2. Advocacy continues to be a top priority and is never ceasing. Right now (unfortunately) we are battling for his deaf education services to be carried out appropriately. It is because I am constantly advocating for him that I even know what's occurring and what's not occurring. I'm not entrusting the school to take charge of his education. I am taking charge of his education. Knowledge is power.

3. Lucas's future is clearer, but new challenges continue to emerge. I believe that the first two years of Lucas's life were the toughest because of the unknown. When he was first diagnosed we had no idea if he would ever hear. When he was first implanted we had no idea if it would ever work. It was at about two years of age, when Lucas had caught up with his hearing peers and began to develop language exponentially, that I knew everything would be alright. Like I posted when Lucas started Kindergarten a few months ago, our first long term goal has been met - Lucas attends Kindergarten at our neighborhood school in a mainstream setting. New challenges seem simple in comparison to the beginning, but present their own difficulties. Responding to statements like "I wish I didn't have these CIs" is not easy for this mommy.

4. Support is so important, both forwards and backwards. I was SO alone in the beginning. I couldn't read much about kids with hearing loss before Lucas was six months old, and I never met anyone with a cochlear implant before he received his first. I did have wonderful support from fellow blogger mommies. We still keep in touch on Facebook, even if we don't all blog that much anymore. I vowed to change that for other families, so I started a support group. I have had the fortune of mentoring new families and also learning from other families that are further along in their journey. Support is so key to well-being.

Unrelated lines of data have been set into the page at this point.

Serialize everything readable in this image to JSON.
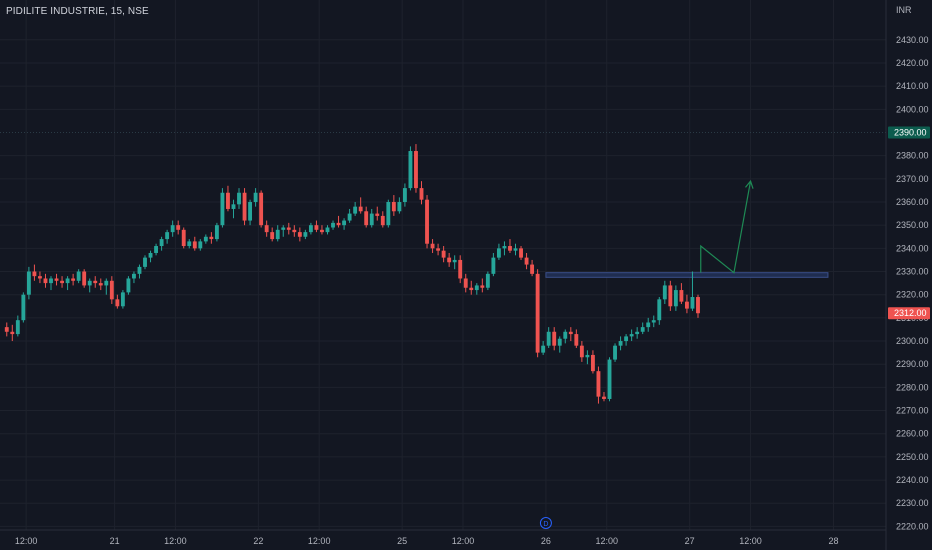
{
  "symbol": {
    "title": "PIDILITE INDUSTRIE, 15, NSE"
  },
  "currency": "INR",
  "colors": {
    "background": "#131722",
    "up": "#26a69a",
    "down": "#ef5350",
    "grid": "#1e222d",
    "text": "#b2b5be",
    "zone": "#1f2d50",
    "zone_line": "#3a4f8a",
    "arrow": "#1e8a55",
    "current_price_tag": "#ef5350",
    "prior_price_tag": "#0c5c4e",
    "prior_price_line": "#2a3a45"
  },
  "event_marker": {
    "icon": "dividend-icon",
    "label": "D"
  },
  "chart_data": {
    "type": "candlestick",
    "title": "PIDILITE INDUSTRIE, 15, NSE",
    "ylabel": "INR",
    "ylim": [
      2215,
      2442
    ],
    "y_ticks": [
      2220,
      2230,
      2240,
      2250,
      2260,
      2270,
      2280,
      2290,
      2300,
      2310,
      2320,
      2330,
      2340,
      2350,
      2360,
      2370,
      2380,
      2400,
      2410,
      2420,
      2430
    ],
    "x_ticks": [
      {
        "label": "12:00",
        "bar": 3.5
      },
      {
        "label": "21",
        "bar": 19.5
      },
      {
        "label": "12:00",
        "bar": 30.5
      },
      {
        "label": "22",
        "bar": 45.5
      },
      {
        "label": "12:00",
        "bar": 56.5
      },
      {
        "label": "25",
        "bar": 71.5
      },
      {
        "label": "12:00",
        "bar": 82.5
      },
      {
        "label": "26",
        "bar": 97.5
      },
      {
        "label": "12:00",
        "bar": 108.5
      },
      {
        "label": "27",
        "bar": 123.5
      },
      {
        "label": "12:00",
        "bar": 134.5
      },
      {
        "label": "28",
        "bar": 149.5
      }
    ],
    "xlim_bars": [
      -0.5,
      159
    ],
    "current_price": {
      "label": "2312.00",
      "value": 2312
    },
    "prior_price": {
      "label": "2390.00",
      "value": 2390
    },
    "resistance_zone": {
      "from_bar": 97.5,
      "to_bar": 148.5,
      "top": 2329.5,
      "bottom": 2327.5
    },
    "projection_path": [
      [
        125.5,
        2329.5
      ],
      [
        125.5,
        2341
      ],
      [
        131.5,
        2329.5
      ],
      [
        134.5,
        2369
      ]
    ],
    "event_bar": 97.5,
    "candles": [
      [
        2306,
        2308,
        2302,
        2304
      ],
      [
        2304,
        2307,
        2300,
        2303
      ],
      [
        2303,
        2311,
        2302,
        2309
      ],
      [
        2309,
        2321,
        2308,
        2320
      ],
      [
        2320,
        2332,
        2318,
        2330
      ],
      [
        2330,
        2333,
        2326,
        2328
      ],
      [
        2328,
        2330,
        2325,
        2327
      ],
      [
        2327,
        2329,
        2323,
        2325
      ],
      [
        2325,
        2328,
        2322,
        2327
      ],
      [
        2327,
        2329,
        2324,
        2326
      ],
      [
        2326,
        2328,
        2323,
        2325
      ],
      [
        2325,
        2328,
        2322,
        2327
      ],
      [
        2327,
        2329,
        2324,
        2326
      ],
      [
        2326,
        2331,
        2325,
        2330
      ],
      [
        2330,
        2331,
        2323,
        2324
      ],
      [
        2324,
        2327,
        2321,
        2326
      ],
      [
        2326,
        2328,
        2323,
        2325
      ],
      [
        2325,
        2327,
        2322,
        2324
      ],
      [
        2324,
        2327,
        2320,
        2326
      ],
      [
        2326,
        2328,
        2316,
        2318
      ],
      [
        2318,
        2320,
        2314,
        2315
      ],
      [
        2315,
        2322,
        2314,
        2321
      ],
      [
        2321,
        2328,
        2320,
        2327
      ],
      [
        2327,
        2330,
        2325,
        2329
      ],
      [
        2329,
        2333,
        2327,
        2332
      ],
      [
        2332,
        2337,
        2331,
        2336
      ],
      [
        2336,
        2339,
        2334,
        2338
      ],
      [
        2338,
        2342,
        2337,
        2341
      ],
      [
        2341,
        2345,
        2339,
        2344
      ],
      [
        2344,
        2348,
        2342,
        2347
      ],
      [
        2347,
        2352,
        2345,
        2350
      ],
      [
        2350,
        2352,
        2346,
        2348
      ],
      [
        2348,
        2349,
        2340,
        2341
      ],
      [
        2341,
        2344,
        2340,
        2343
      ],
      [
        2343,
        2345,
        2339,
        2340
      ],
      [
        2340,
        2344,
        2339,
        2343
      ],
      [
        2343,
        2346,
        2342,
        2345
      ],
      [
        2345,
        2347,
        2342,
        2344
      ],
      [
        2344,
        2351,
        2343,
        2350
      ],
      [
        2350,
        2366,
        2349,
        2364
      ],
      [
        2364,
        2367,
        2356,
        2357
      ],
      [
        2357,
        2361,
        2353,
        2359
      ],
      [
        2359,
        2366,
        2357,
        2364
      ],
      [
        2364,
        2366,
        2350,
        2352
      ],
      [
        2352,
        2361,
        2350,
        2360
      ],
      [
        2360,
        2366,
        2358,
        2364
      ],
      [
        2364,
        2365,
        2349,
        2350
      ],
      [
        2350,
        2352,
        2345,
        2347
      ],
      [
        2347,
        2349,
        2343,
        2344
      ],
      [
        2344,
        2350,
        2343,
        2348
      ],
      [
        2348,
        2350,
        2345,
        2349
      ],
      [
        2349,
        2351,
        2346,
        2348
      ],
      [
        2348,
        2350,
        2345,
        2347
      ],
      [
        2347,
        2349,
        2343,
        2345
      ],
      [
        2345,
        2348,
        2344,
        2347
      ],
      [
        2347,
        2351,
        2346,
        2350
      ],
      [
        2350,
        2352,
        2347,
        2348
      ],
      [
        2348,
        2350,
        2346,
        2347
      ],
      [
        2347,
        2350,
        2346,
        2349
      ],
      [
        2349,
        2352,
        2348,
        2351
      ],
      [
        2351,
        2354,
        2349,
        2350
      ],
      [
        2350,
        2353,
        2348,
        2352
      ],
      [
        2352,
        2357,
        2351,
        2355
      ],
      [
        2355,
        2360,
        2354,
        2358
      ],
      [
        2358,
        2362,
        2355,
        2356
      ],
      [
        2356,
        2358,
        2349,
        2350
      ],
      [
        2350,
        2357,
        2349,
        2355
      ],
      [
        2355,
        2358,
        2352,
        2354
      ],
      [
        2354,
        2356,
        2349,
        2350
      ],
      [
        2350,
        2361,
        2349,
        2360
      ],
      [
        2360,
        2363,
        2354,
        2356
      ],
      [
        2356,
        2362,
        2355,
        2360
      ],
      [
        2360,
        2368,
        2358,
        2366
      ],
      [
        2366,
        2384,
        2365,
        2382
      ],
      [
        2382,
        2385,
        2364,
        2366
      ],
      [
        2366,
        2369,
        2359,
        2361
      ],
      [
        2361,
        2363,
        2340,
        2342
      ],
      [
        2342,
        2344,
        2338,
        2340
      ],
      [
        2340,
        2342,
        2337,
        2339
      ],
      [
        2339,
        2341,
        2334,
        2336
      ],
      [
        2336,
        2338,
        2332,
        2334
      ],
      [
        2334,
        2337,
        2331,
        2335
      ],
      [
        2335,
        2337,
        2325,
        2327
      ],
      [
        2327,
        2329,
        2321,
        2323
      ],
      [
        2323,
        2326,
        2320,
        2322
      ],
      [
        2322,
        2325,
        2320,
        2324
      ],
      [
        2324,
        2327,
        2321,
        2323
      ],
      [
        2323,
        2330,
        2322,
        2329
      ],
      [
        2329,
        2338,
        2328,
        2336
      ],
      [
        2336,
        2342,
        2335,
        2340
      ],
      [
        2340,
        2343,
        2337,
        2341
      ],
      [
        2341,
        2344,
        2338,
        2339
      ],
      [
        2339,
        2342,
        2337,
        2340
      ],
      [
        2340,
        2341,
        2335,
        2336
      ],
      [
        2336,
        2338,
        2331,
        2333
      ],
      [
        2333,
        2335,
        2328,
        2329
      ],
      [
        2329,
        2331,
        2293,
        2295
      ],
      [
        2295,
        2300,
        2294,
        2298
      ],
      [
        2298,
        2306,
        2297,
        2304
      ],
      [
        2304,
        2306,
        2296,
        2298
      ],
      [
        2298,
        2302,
        2295,
        2301
      ],
      [
        2301,
        2305,
        2299,
        2304
      ],
      [
        2304,
        2306,
        2300,
        2303
      ],
      [
        2303,
        2305,
        2297,
        2298
      ],
      [
        2298,
        2300,
        2291,
        2293
      ],
      [
        2293,
        2296,
        2290,
        2294
      ],
      [
        2294,
        2296,
        2286,
        2287
      ],
      [
        2287,
        2289,
        2273,
        2276
      ],
      [
        2276,
        2278,
        2274,
        2275
      ],
      [
        2275,
        2293,
        2274,
        2292
      ],
      [
        2292,
        2299,
        2291,
        2298
      ],
      [
        2298,
        2302,
        2296,
        2300
      ],
      [
        2300,
        2303,
        2298,
        2302
      ],
      [
        2302,
        2305,
        2300,
        2303
      ],
      [
        2303,
        2306,
        2301,
        2304
      ],
      [
        2304,
        2308,
        2303,
        2306
      ],
      [
        2306,
        2310,
        2304,
        2308
      ],
      [
        2308,
        2311,
        2306,
        2309
      ],
      [
        2309,
        2319,
        2307,
        2318
      ],
      [
        2318,
        2326,
        2316,
        2324
      ],
      [
        2324,
        2326,
        2313,
        2315
      ],
      [
        2315,
        2324,
        2313,
        2322
      ],
      [
        2322,
        2325,
        2316,
        2317
      ],
      [
        2317,
        2320,
        2312,
        2314
      ],
      [
        2314,
        2330,
        2313,
        2319
      ],
      [
        2319,
        2320,
        2310,
        2312
      ]
    ]
  }
}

5. I continue to feel incredible amounts of gratitude and I want Lucas to grow up feeling the same way. I feel like Lucas was born into the right family, in the right country, in the right decade. Not a day goes by that I don't stop and think about how fortunate we are, how lucky he is. When he starts to lament his hearing loss and need for CIs (which I believe he is entitled to... and it truly doesn't happen often), I first acknowledge his pain and frustration, and then I try to help him see the positive. We try to show our gratitude in other tangible ways too, like through fundraisers for Schreiber (where Lucas continues to get speech & physical therapy) and CHOP. I don't ever want this miracle become mundane or to start taking it for granted.

2009
 
2014
 
Happy 5th hearing birthday, Lucas. We are incredibly proud of you.